Un’occasione che ha tra le sue finalità quella di far conoscere al pubblico, e non solo agli addetti ai lavori, il vasto mondo dell’architettura ed in particolare le specializzazioni e gli ambiti in cui operano i singoli studi professionali. L’iniziativa servirà, inoltre, a stimolare gli stessi architetti a promuovere il loro lavoro e la loro attività rappresentando, nel senso più ampio possibile, l’intera categoria professionale e avvicinare a quest’ultima i cittadini, facendo comprendere l’importanza dell’architettura e della figura dell’architetto, che interviene sullo spazio, sia pubblico che privato, dell’uomo.

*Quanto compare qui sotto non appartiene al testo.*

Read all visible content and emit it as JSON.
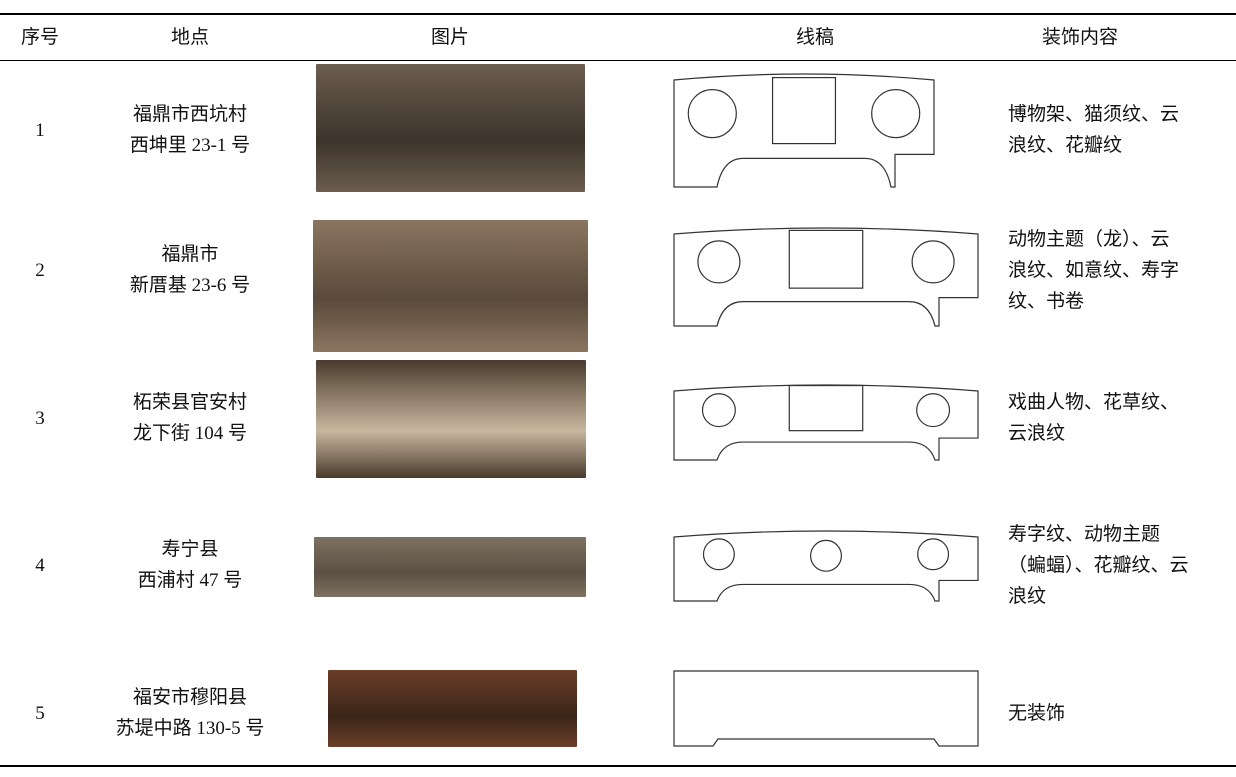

Ad aderire all’iniziativa a Luino, invitando il pubblico a conoscere “Gocce d’Arte”, gli architetti Riccardo Chisari e Giuseppe Kraft, iscritti all’albo di Varese rispettivamente dal 1983 e dal 1985. Due figure professionali che attraverso specializzazioni differenti, tra una chiacchiera e un drink, mostreranno agli ospiti il variegato universo nel quale la loro professione si inserisce.
Nel corso di queste giornate “Open” sarà possibile visitare le opere pittoriche di Riccardo Chisari, bioarchitetto appassionatosi allo studio delle problematiche ambientali e che, percorrendo questo filone, si è trovato ad occuparsi di scarichi industriali e depurazione delle acque. L’architetto Chisari ha, inoltre approfondito differenti aspetti relativi all’inquinamento del suolo e dell’aria rivolgendosi ad una ricerca sui materiali ecocompatibili e naturali. Esperto ANAB, Associazione Nazionale Architettura Bioecologica, consulente per la Lombardia in campo di costruzioni a basso impatto ambientale, avrà il piacere di raccontare alcune delle sue creazioni come “Bioristò” o “Scuola foglia”, una struttura pensata con copertura verde, recupero delle acque meteo, riscaldamento con pannelli solari, orto didattico, classe energetica A e serra interna bio, finalizzata al benessere psicofisico.
Quattro chiacchiere su ambiente, tecnica e territorio sarà poi possibile farle con Giuseppe Kraft. L’architetto luinese, che la passione per la vela, si occupa prevalentemente di attracchi e porti: in questo caso affronterà problematiche inerenti ai bacini d’acqua. L’architetto Kraft svolge attività di consulenza per la protezione delle coste e regimentazione delle acque, oltre a collaborare con studi esterni offrendo supporto tecnico per il rilievo dei fondali e d’indagini meteomarine. Tra i progetti di cui ci sarà modo di discutere, quello riguardante il completamento del porto turistico di Luino, pensato per ospitare 346 posti barca e disporre di dotazioni complete di acqua, luce, assistenza e guardiania.
Un universo ricco di sfaccettature, che sarà possibile conoscere nelle giornate di oggi e domani, dalle ore 10 alle 12 e dalle ore 16 alle ore 18, presso lo studio “Gocce d’Arte” di via ittorio Veneto a Luino.